КУСОК ХЛЕБА С МОЛОКОМ

Коновалов

1

 

Так совпало…

Он вышел из больницы накануне того дня, как тридцать лет назад похоронили отца. Тогда, ранней солнечной и теплой весной, гроб с его телом опускали в еще не оттаявшую землю. А за соседними оградками сельского кладбища люди поминали   усопших родственников. Наливали в стограммовые граненые стаканы водку, поливали из них на могилы, ставили наполненные той же водкой стаканы на уступы памятников и накрывали их кусочками хлеба. Потом выпивали, не чокаясь, обильно закусывали, еще наливали и вновь закусывали. Вспоминали только добрыми словами тех, кто лежал почти на двухметровой глубине в земле, а души их вроде бы витали рядом с живыми и благодарными родственниками. Такой существовал с незапамятных времен обычай. Было это на православный праздник Красная Горка.

 

Не случайно Валентин Васильевич все это вспомнил…

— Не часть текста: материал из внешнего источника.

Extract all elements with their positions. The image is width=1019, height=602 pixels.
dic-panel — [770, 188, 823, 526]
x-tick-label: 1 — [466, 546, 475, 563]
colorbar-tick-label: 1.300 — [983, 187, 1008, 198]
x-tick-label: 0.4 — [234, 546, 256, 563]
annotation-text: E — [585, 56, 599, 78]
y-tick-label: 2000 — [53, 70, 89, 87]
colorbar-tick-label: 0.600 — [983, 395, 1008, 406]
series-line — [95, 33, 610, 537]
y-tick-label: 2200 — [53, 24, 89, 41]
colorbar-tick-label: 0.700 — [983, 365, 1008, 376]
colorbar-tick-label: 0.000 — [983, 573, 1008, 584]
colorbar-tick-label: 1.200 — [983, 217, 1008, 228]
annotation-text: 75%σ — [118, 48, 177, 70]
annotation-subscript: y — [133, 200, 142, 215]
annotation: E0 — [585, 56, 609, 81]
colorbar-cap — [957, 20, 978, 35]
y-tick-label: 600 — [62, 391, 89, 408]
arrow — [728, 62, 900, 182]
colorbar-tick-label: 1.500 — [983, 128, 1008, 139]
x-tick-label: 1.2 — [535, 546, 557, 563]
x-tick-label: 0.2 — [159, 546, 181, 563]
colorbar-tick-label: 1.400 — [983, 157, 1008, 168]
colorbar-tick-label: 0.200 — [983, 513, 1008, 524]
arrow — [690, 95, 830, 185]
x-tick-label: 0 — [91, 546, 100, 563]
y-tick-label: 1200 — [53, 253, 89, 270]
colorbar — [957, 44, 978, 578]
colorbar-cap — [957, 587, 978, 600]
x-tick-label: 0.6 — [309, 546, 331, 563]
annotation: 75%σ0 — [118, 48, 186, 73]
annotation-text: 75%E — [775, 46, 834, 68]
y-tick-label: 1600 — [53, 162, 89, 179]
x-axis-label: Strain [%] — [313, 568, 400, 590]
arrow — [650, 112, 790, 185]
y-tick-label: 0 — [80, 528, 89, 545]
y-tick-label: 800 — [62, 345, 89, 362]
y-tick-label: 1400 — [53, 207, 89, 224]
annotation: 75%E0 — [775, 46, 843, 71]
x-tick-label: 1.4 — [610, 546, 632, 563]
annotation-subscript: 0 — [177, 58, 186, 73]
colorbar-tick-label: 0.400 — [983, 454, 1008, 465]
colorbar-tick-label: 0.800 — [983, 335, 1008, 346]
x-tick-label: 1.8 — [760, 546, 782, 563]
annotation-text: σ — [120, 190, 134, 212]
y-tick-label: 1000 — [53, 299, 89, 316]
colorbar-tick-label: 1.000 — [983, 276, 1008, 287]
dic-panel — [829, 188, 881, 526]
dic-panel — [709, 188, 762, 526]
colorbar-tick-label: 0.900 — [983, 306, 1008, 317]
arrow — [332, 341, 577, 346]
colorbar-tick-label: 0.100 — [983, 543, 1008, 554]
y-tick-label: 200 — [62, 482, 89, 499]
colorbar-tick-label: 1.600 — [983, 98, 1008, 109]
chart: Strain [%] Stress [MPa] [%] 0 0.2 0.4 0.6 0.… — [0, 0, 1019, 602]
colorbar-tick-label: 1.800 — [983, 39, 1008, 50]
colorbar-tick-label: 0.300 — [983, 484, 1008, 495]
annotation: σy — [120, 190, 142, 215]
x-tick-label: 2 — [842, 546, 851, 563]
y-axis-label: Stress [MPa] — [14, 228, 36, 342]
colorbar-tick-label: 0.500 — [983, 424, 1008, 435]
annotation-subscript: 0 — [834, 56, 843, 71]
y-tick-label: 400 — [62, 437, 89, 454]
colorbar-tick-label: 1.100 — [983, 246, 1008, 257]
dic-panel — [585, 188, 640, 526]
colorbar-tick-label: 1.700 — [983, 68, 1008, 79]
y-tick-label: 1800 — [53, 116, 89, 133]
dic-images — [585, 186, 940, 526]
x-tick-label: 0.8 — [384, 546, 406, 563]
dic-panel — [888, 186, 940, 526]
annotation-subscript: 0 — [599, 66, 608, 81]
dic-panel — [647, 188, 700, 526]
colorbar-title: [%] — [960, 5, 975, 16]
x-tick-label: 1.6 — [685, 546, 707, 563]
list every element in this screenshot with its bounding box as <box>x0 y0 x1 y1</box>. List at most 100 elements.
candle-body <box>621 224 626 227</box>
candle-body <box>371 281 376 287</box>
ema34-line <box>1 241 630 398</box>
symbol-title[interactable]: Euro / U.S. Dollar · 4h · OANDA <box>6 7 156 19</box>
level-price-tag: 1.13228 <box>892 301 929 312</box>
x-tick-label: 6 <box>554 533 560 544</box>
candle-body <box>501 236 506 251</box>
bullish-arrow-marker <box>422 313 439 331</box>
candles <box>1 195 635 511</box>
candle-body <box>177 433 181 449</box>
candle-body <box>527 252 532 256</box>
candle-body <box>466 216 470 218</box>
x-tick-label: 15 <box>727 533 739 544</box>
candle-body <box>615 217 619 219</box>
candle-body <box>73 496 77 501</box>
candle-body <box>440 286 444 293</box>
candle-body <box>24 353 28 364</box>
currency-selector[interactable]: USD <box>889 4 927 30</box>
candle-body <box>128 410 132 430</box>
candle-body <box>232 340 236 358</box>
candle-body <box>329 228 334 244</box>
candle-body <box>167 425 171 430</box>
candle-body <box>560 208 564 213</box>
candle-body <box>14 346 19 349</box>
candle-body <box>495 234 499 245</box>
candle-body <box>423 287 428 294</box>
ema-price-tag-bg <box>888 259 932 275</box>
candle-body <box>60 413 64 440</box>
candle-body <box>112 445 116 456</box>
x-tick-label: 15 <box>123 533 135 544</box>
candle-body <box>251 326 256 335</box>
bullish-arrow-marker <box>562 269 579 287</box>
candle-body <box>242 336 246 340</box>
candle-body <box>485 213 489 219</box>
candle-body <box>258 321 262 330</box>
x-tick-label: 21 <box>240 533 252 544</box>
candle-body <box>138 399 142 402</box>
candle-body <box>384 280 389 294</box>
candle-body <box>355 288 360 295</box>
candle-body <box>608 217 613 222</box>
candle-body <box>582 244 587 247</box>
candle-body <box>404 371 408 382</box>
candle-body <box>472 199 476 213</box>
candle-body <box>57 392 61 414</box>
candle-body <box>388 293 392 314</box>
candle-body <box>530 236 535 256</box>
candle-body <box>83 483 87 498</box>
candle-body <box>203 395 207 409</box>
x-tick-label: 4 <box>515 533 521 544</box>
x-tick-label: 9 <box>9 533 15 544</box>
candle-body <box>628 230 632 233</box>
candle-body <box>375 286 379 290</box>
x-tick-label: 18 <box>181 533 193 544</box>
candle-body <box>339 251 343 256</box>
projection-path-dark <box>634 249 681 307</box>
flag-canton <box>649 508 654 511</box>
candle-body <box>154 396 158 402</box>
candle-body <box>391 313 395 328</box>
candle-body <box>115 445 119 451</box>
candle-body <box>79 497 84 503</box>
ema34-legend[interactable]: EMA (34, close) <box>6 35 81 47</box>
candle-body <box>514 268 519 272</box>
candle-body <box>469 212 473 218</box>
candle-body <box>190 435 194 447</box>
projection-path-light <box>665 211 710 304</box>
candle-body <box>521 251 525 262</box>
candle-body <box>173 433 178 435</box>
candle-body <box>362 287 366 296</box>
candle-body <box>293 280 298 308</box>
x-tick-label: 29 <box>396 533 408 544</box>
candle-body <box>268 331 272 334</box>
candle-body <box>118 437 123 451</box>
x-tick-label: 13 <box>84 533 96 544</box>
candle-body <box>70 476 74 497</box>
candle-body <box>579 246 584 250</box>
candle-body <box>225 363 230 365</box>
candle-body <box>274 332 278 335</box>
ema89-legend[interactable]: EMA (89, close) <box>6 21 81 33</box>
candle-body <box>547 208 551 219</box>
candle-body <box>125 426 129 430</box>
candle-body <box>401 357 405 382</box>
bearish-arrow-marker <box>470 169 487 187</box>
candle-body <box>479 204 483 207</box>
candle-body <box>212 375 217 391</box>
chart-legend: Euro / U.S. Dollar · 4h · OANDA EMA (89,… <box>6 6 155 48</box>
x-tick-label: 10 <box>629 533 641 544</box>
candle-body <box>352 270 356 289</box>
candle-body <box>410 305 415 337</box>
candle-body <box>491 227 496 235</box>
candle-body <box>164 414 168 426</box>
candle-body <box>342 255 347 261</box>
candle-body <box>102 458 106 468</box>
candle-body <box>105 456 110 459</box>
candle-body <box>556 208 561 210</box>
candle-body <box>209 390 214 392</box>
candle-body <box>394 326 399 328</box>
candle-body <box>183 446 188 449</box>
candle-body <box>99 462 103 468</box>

… Несколько дней назад острым воспалением суставов дала о себе знать подагра. Он не мог наступать на ноги, в них будто десятки иголок вонзили. Поднялась температура, а по телу волнами пробегал озноб. Его положили в стационар районной больницы. Первые трое суток он ничего не ел и лишь изредка делал несколько глотков минеральной воды. Сон приходил к нему на короткие обрывки времени и был больше похож на дрему. И вот в какое-то такое мгновение к нему с небес на светлом-светлом облаке спустился отец и подал ему бутылку молока и кусок, размером с ладонь, ржаного хлеба:

"Это твое лекарство, сын…"

Валентин Васильевич потянулся за подарками отца, но сразу же проснулся.

Он работал главой администрации района. Не успели его разместить в одноместной палате больницы, как к нему уже чуть ли ни в очередь стояли с пакетами фруктов, мясных деликатесов, соками жена и дети, подчиненные, словно он в палате лежал не с подагрой, а от голода и истощения умирал. Забили холодильник всем этим до отказа. А ему ничего в горло не лезло.

После сна, в котором к нему прилетал на облаке отец, он удивил жену, пришедшую в очередной раз его проведать и опять с соками и фруктами.

— Прошу тебя, унеси все это обратно. Принеси мне бутылку молока, только купи его у крестьянки, и кусок ржаного хлеба. Молоко обязательно в бутылке принеси…

— Валь, что с тобой? — широко раскрытые глаза жены смотрели на него с испугом.

— Ничего. Хочу молока и кусок хлеба…

Супруга в этот же день исполнила его желание. А он с таким аппетитом накинулся на хлеб, который запивал молоком из горлышка бутылки, что у жены, глядя на него, даже слюнки потекли. А он откусывал как-то особо от ржаного ломтя, держал лодочкой ладонь у подбородка, не позволял ни одной крошке упасть мимо нее. Собранные крошки осторожно отправлял в рот и вновь присасывался к горлышку бутылки… 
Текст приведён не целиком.